Synthetic media, generative AI, and Barbie in education
DOI:
https://doi.org/10.65106/apubs.2025.2738Keywords:
generative AI in education, synthetic media, critical pedagogy, AI imaginariesAbstract
Since the mass adoption of ChatGPT, educators have been prompted to rethink text assessment practices and respond to mounting concerns about academic integrity (Dawson et al., 2024; Nikolic et al., 2024). Critical, meaningful learning is often at odds with performative assessment models that prioritise measurable outputs (Wise et al., 2024). At the same time, social media and mainstream narratives promote AI promises of personalised learning and educational transformation, glossing over deeper ethical questions and its potential dehumanising effects (Bender, 2024). Yet the philosophical, social and ethical aspects of generative artificial intelligence (GenAI) use in education are more important than ever (Sidorkin, 2024). The practical implications are substantial as GenAI implementations frequently emphasise technological capabilities and operational efficiency over critical examination of learning theories, student autonomy, and the pedagogical implications of transferring educational authority to AI systems (Zawacki-Richter et al., 2024). Rather than viewing GenAI as purely transformative or destructive, it may be seen as a constructed vision that reflects social, cultural assumptions about personalisation and agency (Rahm, 2023).
Moreover, the AI technology industry aims to “create progressively more complex simulacra of the human body and its surroundings” (Ferreira et al., 2023, p. 10), which has profound implications for society and education. This research uses metaphor to examine how synthetic media, such as generative AI, may reshape teaching practice and educational relationships (Vallis et al., 2025). Examining GenAI in education through the cultural lens of ‘Barbie’ shows how evolving attitudes towards empowerment and authenticity are mutually shaping technology’s role in learning (Vallis, 2025). The hyperreal setting of ‘Barbieland’ is presented as analogous to the promises of individualised empowerment in educational technology, which often mask superficial solutions that reinforce existing inequalities (Baker & Hawn, 2022). In the 2023 film, Barbie evolves from plastic figure to ‘real’ human, paralleling the accelerating development of synthetic media and AI-generated video, which may disconnect teachers and students from embodied human interactions in education. This blurring of the real and artificial challenges our understanding of authenticity (Vallis, 2024). Educational uses of AI, where the focus on efficiency and personalisation comes at the expense of deeper pedagogical intent (Baker & Hawn, 2022), risk replicating an inauthentic consumer-oriented ‘Barbie’ logic that prioritises appearance over genuine connection.

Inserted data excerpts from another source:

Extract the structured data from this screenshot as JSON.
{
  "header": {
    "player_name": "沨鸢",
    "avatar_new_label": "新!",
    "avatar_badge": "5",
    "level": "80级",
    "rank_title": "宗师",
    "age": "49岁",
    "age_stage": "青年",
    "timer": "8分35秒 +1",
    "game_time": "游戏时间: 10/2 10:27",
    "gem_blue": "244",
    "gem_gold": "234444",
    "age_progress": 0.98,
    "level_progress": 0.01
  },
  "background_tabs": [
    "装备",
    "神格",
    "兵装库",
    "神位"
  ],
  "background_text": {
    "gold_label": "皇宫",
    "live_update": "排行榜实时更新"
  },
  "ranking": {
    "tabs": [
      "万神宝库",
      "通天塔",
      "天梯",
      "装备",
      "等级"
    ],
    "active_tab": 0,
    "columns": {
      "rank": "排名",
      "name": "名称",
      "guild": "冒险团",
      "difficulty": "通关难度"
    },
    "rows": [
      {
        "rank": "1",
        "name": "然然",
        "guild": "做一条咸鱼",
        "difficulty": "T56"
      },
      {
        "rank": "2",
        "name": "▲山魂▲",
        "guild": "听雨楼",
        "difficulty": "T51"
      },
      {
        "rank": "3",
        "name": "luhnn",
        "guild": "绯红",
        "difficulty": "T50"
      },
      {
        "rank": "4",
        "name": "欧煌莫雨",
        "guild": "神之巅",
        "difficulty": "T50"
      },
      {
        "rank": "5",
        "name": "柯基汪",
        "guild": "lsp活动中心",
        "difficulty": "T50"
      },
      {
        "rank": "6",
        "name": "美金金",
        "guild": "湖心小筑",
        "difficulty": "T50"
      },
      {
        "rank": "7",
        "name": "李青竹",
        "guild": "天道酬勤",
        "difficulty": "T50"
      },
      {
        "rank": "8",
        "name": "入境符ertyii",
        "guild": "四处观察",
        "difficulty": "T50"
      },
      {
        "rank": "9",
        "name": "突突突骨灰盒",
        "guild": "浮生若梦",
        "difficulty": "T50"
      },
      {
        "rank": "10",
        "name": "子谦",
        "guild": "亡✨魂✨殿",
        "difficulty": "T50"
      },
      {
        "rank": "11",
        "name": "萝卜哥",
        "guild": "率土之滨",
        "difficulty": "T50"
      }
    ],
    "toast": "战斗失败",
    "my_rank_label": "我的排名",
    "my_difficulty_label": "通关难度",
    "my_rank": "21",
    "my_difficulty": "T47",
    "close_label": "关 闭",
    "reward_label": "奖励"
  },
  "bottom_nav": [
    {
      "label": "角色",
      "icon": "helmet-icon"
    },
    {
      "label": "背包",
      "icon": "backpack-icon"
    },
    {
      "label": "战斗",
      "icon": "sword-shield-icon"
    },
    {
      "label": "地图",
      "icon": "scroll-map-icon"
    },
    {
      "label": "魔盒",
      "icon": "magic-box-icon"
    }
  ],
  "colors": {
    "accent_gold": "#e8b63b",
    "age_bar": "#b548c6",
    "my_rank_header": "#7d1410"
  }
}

The presentation introduces ‘(Re)generative Education’ as an alternative concept that emphasises adaptive, collaborative approaches to human-AI interaction in learning environments. Western-centric narratives of technological empowerment are contrasted with an Indigenous perspective from Ellen van Neerven’s ‘Water’ (2014) to reveal how dominant cultural narratives limit our imagination of human-AI collaboration in education. More holistic evaluation criteria and collaborative design are needed when integrating AI, to avoid the rigid either-or thinking sometimes found in education technology discussions (Matthews, 2021). This includes educational development that build critical technological fluency rather than operational competence alone and creating mechanisms for ongoing feedback. Connecting cultural analysis to operational practice supports more thoughtful, equitable, and pedagogically sound approaches to AI integration that honour diverse ways of knowing while still making purposeful use of its technological affordances.